Where am I now? Fast forward only minutes and I'm running. Running through the night, the street pounding under my footsteps. The address burned into my memory, my destination seems obvious. I begin to grow weary of running when the sharp stinging pain reminds me how out of shape I was hit me. Grasping my side, I look around. Headlights came towards me and then turn, the car pulls into the small lot in front of the tobacco shop. I run up to the man as he got out of his car, keys still in his hand.

"Give me the keys, now." The man stared at me, dumbfounded. I suppose meeting a carjacker late at night who has a knife buried in his chest will do that. Realizing this may take some effort, I grasp the knife and rip it out, blood flowed from my wound, but by now, adrenaline was taking control. This was it. "Give me the fucking keys!" I yell at the man, shaking the bloody blade in his face. Frightened, he dropped them and ran. Knocking over garbage cans as he ran, I watched, almost amused at the sight of it. I climb into the vehicle and began to start it. The engine purred. "Only a matter of time now."


Parking the car, I climb out, falling to the ground. I'm growing dizzy. The lack of blood is getting to me. I walk the remainder of the distance, knife still in hand. The glow of lights came upon me, my house. I walk to the door and feel around the top of the frame for my spare key. My fingers run across something cold and metallic. Excited, I take the key in hand and unlock the door. Sliding the door open gently, I sneak inside. I hear something, no, someone's voice, coming from inside the house. Oh no, I recognize that sound. My wife is moaning. Shouting things that lovers do, my wife continues to shriek like an animal.

Growing angrier by the second, I search for something, anything.

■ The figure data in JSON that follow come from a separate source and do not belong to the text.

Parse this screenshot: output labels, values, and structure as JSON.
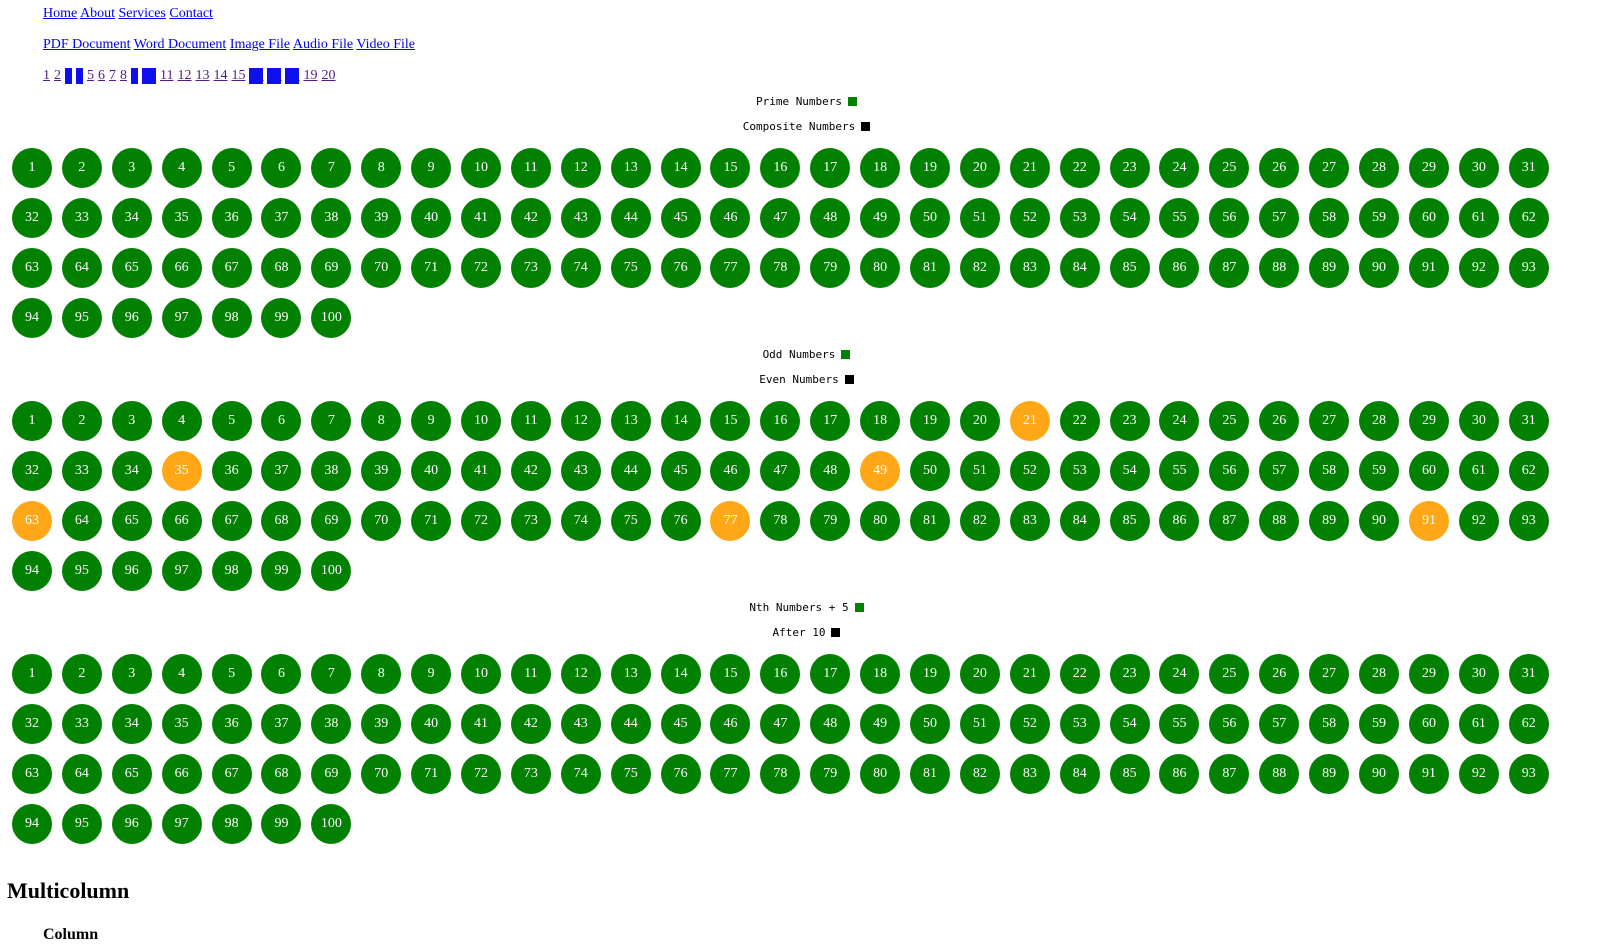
{
  "nav": {
    "main_links": [
      "Home",
      "About",
      "Services",
      "Contact"
    ],
    "file_links": [
      "PDF Document",
      "Word Document",
      "Image File",
      "Audio File",
      "Video File"
    ],
    "pages": [
      {
        "label": "1",
        "highlighted": false
      },
      {
        "label": "2",
        "highlighted": false
      },
      {
        "label": "3",
        "highlighted": true
      },
      {
        "label": "4",
        "highlighted": true
      },
      {
        "label": "5",
        "highlighted": false
      },
      {
        "label": "6",
        "highlighted": false
      },
      {
        "label": "7",
        "highlighted": false
      },
      {
        "label": "8",
        "highlighted": false
      },
      {
        "label": "9",
        "highlighted": true
      },
      {
        "label": "10",
        "highlighted": true
      },
      {
        "label": "11",
        "highlighted": false
      },
      {
        "label": "12",
        "highlighted": false
      },
      {
        "label": "13",
        "highlighted": false
      },
      {
        "label": "14",
        "highlighted": false
      },
      {
        "label": "15",
        "highlighted": false
      },
      {
        "label": "16",
        "highlighted": true
      },
      {
        "label": "17",
        "highlighted": true
      },
      {
        "label": "18",
        "highlighted": true
      },
      {
        "label": "19",
        "highlighted": false
      },
      {
        "label": "20",
        "highlighted": false
      }
    ]
  },
  "colors": {
    "ball_default": "#018001",
    "ball_highlight": "#ffa716",
    "legend_green": "#018001",
    "legend_black": "#000000"
  },
  "sections": [
    {
      "legend_primary": "Prime Numbers",
      "legend_secondary": "Composite Numbers",
      "count": 100,
      "highlighted": []
    },
    {
      "legend_primary": "Odd Numbers",
      "legend_secondary": "Even Numbers",
      "count": 100,
      "highlighted": [
        21,
        35,
        49,
        63,
        77,
        91
      ]
    },
    {
      "legend_primary": "Nth Numbers + 5",
      "legend_secondary": "After 10",
      "count": 100,
      "highlighted": []
    }
  ],
  "multicolumn": {
    "heading": "Multicolumn",
    "column_heading": "Column"
  }
}
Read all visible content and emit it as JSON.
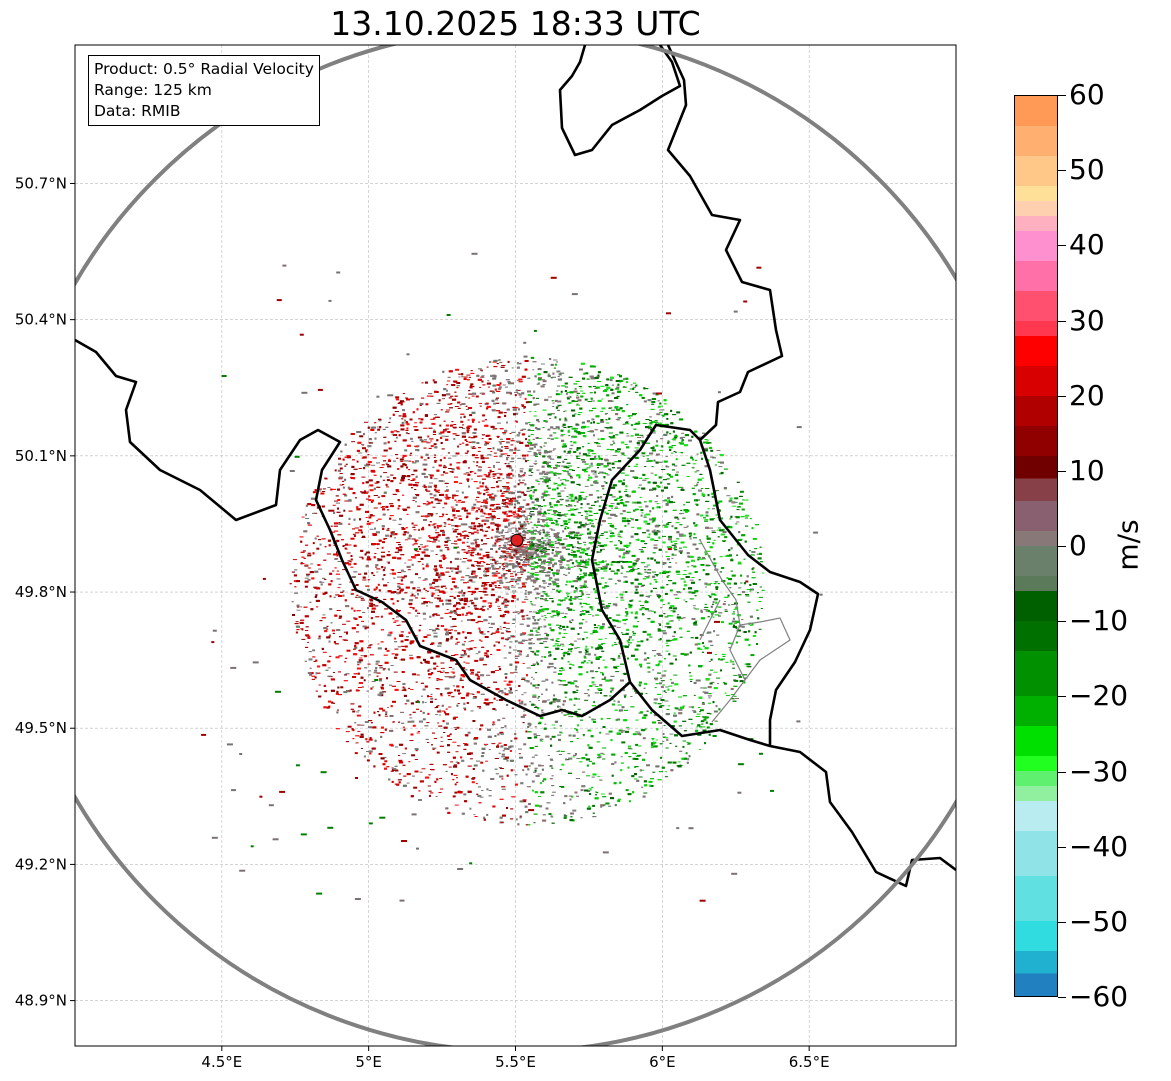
{
  "title": "13.10.2025 18:33 UTC",
  "info_box": {
    "product": "Product: 0.5° Radial Velocity",
    "range": "Range: 125 km",
    "data": "Data: RMIB"
  },
  "map": {
    "lon_range": [
      4.0,
      7.0
    ],
    "lat_range": [
      48.8,
      51.005
    ],
    "radar_site": {
      "lon": 5.505,
      "lat": 49.914
    },
    "range_km": 125,
    "x_ticks": [
      {
        "value": 4.5,
        "label": "4.5°E"
      },
      {
        "value": 5.0,
        "label": "5°E"
      },
      {
        "value": 5.5,
        "label": "5.5°E"
      },
      {
        "value": 6.0,
        "label": "6°E"
      },
      {
        "value": 6.5,
        "label": "6.5°E"
      }
    ],
    "y_ticks": [
      {
        "value": 50.7,
        "label": "50.7°N"
      },
      {
        "value": 50.4,
        "label": "50.4°N"
      },
      {
        "value": 50.1,
        "label": "50.1°N"
      },
      {
        "value": 49.8,
        "label": "49.8°N"
      },
      {
        "value": 49.5,
        "label": "49.5°N"
      },
      {
        "value": 49.2,
        "label": "49.2°N"
      },
      {
        "value": 48.9,
        "label": "48.9°N"
      }
    ],
    "colors": {
      "range_ring": "#808080",
      "border": "#000000",
      "radar_marker": "#e02020"
    }
  },
  "colorbar": {
    "label": "m/s",
    "range": [
      -60,
      60
    ],
    "ticks": [
      {
        "value": 60,
        "label": "60"
      },
      {
        "value": 50,
        "label": "50"
      },
      {
        "value": 40,
        "label": "40"
      },
      {
        "value": 30,
        "label": "30"
      },
      {
        "value": 20,
        "label": "20"
      },
      {
        "value": 10,
        "label": "10"
      },
      {
        "value": 0,
        "label": "0"
      },
      {
        "value": -10,
        "label": "−10"
      },
      {
        "value": -20,
        "label": "−20"
      },
      {
        "value": -30,
        "label": "−30"
      },
      {
        "value": -40,
        "label": "−40"
      },
      {
        "value": -50,
        "label": "−50"
      },
      {
        "value": -60,
        "label": "−60"
      }
    ],
    "stops": [
      {
        "from": 56,
        "to": 60,
        "color": "#ff9955"
      },
      {
        "from": 52,
        "to": 56,
        "color": "#ffb070"
      },
      {
        "from": 48,
        "to": 52,
        "color": "#ffc888"
      },
      {
        "from": 46,
        "to": 48,
        "color": "#ffe099"
      },
      {
        "from": 44,
        "to": 46,
        "color": "#ffd0b0"
      },
      {
        "from": 42,
        "to": 44,
        "color": "#ffb0c0"
      },
      {
        "from": 38,
        "to": 42,
        "color": "#ff90d0"
      },
      {
        "from": 34,
        "to": 38,
        "color": "#ff70a8"
      },
      {
        "from": 30,
        "to": 34,
        "color": "#ff5070"
      },
      {
        "from": 28,
        "to": 30,
        "color": "#ff3850"
      },
      {
        "from": 24,
        "to": 28,
        "color": "#ff0000"
      },
      {
        "from": 20,
        "to": 24,
        "color": "#d80000"
      },
      {
        "from": 16,
        "to": 20,
        "color": "#b00000"
      },
      {
        "from": 12,
        "to": 16,
        "color": "#900000"
      },
      {
        "from": 9,
        "to": 12,
        "color": "#700000"
      },
      {
        "from": 6,
        "to": 9,
        "color": "#884048"
      },
      {
        "from": 2,
        "to": 6,
        "color": "#886070"
      },
      {
        "from": 0,
        "to": 2,
        "color": "#887878"
      },
      {
        "from": -4,
        "to": 0,
        "color": "#6a806a"
      },
      {
        "from": -6,
        "to": -4,
        "color": "#5a7a5a"
      },
      {
        "from": -10,
        "to": -6,
        "color": "#006000"
      },
      {
        "from": -14,
        "to": -10,
        "color": "#007000"
      },
      {
        "from": -20,
        "to": -14,
        "color": "#009000"
      },
      {
        "from": -24,
        "to": -20,
        "color": "#00b000"
      },
      {
        "from": -28,
        "to": -24,
        "color": "#00e000"
      },
      {
        "from": -30,
        "to": -28,
        "color": "#20ff20"
      },
      {
        "from": -32,
        "to": -30,
        "color": "#60f070"
      },
      {
        "from": -34,
        "to": -32,
        "color": "#90f0a0"
      },
      {
        "from": -38,
        "to": -34,
        "color": "#b8ecf0"
      },
      {
        "from": -44,
        "to": -38,
        "color": "#90e4e8"
      },
      {
        "from": -50,
        "to": -44,
        "color": "#60e0e0"
      },
      {
        "from": -54,
        "to": -50,
        "color": "#30dce0"
      },
      {
        "from": -57,
        "to": -54,
        "color": "#20b0d0"
      },
      {
        "from": -60,
        "to": -57,
        "color": "#2080c0"
      }
    ]
  }
}
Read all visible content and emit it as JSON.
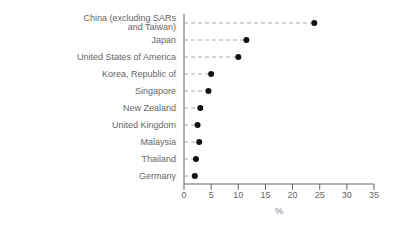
{
  "chart_data": {
    "type": "lollipop",
    "orientation": "horizontal",
    "categories": [
      "Germany",
      "Thailand",
      "Malaysia",
      "United Kingdom",
      "New Zealand",
      "Singapore",
      "Korea, Republic of",
      "United States of America",
      "Japan",
      "China (excluding SARs and Taiwan)"
    ],
    "values": [
      2.0,
      2.2,
      2.8,
      2.5,
      3.0,
      4.5,
      5.0,
      10.0,
      11.5,
      24.0
    ],
    "xlim": [
      0,
      35
    ],
    "xticks": [
      0,
      5,
      10,
      15,
      20,
      25,
      30,
      35
    ],
    "xlabel": "%",
    "color": "#111111",
    "line_style": "dashed",
    "marker": "circle",
    "grid": false
  }
}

My fingers came upon a doorknob and I remember what we keep inside. Swinging it open, I begin to rummage through the closest. There, propped against the wall, was the item I desired. The shotgun, the same gun my wife had used to kill me, or tried to kill me with that night. Taking hold of the machine, I load some shells into it.

I begin to follow my wife's moans, her yells, until I found a door, left slightly ajar. Kicking the door in, I run inside, shotgun pointed straight ahead, ready to fire. There they were, writhing underneath the sheets, my wife and her mystery lover. "Get out of the fucking bed!" Slowly, they crawled out, naked and embarrassed, they stood close together, shivering. Suddenly, I realized who this man was. Deep within the shores of my mind, the memories came back, my brother. "Chad..."

"I'm so sorry, Keith, we never meant for it to be like this..," My brother, the scum, pleading with me. Pushing the gun into his face, I pull the trigger. The blast goes off, bloody pulp sprays onto the wallpaper, Chad's brains. My wife's eyes come to me as she pushes away the body of her dead lover.

"No!" She cries, blubbering like a baby. She falls to the ground and wraps her arms around my legs. "No!! Please honey, anything but this!" Angry, I kick her away, knocking her back against the wall. She's crying now. My wife, the heartless bitch, she tried to kill me twice. Both times, she's shown no remorse.

Pressing the barrel of the shotgun into my wife's face, I look her directly in the eyes. Only now does this beast feel any emotion at all, when I've got her right in the palm of my hand. She deserves this. I cock the gun, "Until death do us part, Amy." I pull the trigger, a loud blast rang out, sending my wife to the grave. A thick red spray covered the walls, her messy innards mixing with my now-dead brother's.

Looking around the room, I realize what a horrible mess this all has become. I walk into the kitchen, still grasping the shotgun, and plop down on one of the kitchen chairs. My hand slips into a pocket, fingering a sheet of crumpled paper. I pull out the yellow paper, dried blood encrusted on the bottom and skim over it. My suicide letter. How perfect it seems. I sit the paper on the table, spreading it out so anyone who discovers this scene could see just how it feels to be me. I grasp the shotgun tight, cock it, and turn it around. Wrapping my lips around the barrel, my other hand felt for the trigger. My finger on the trigger, I close my eyes. I squeeze the trigger.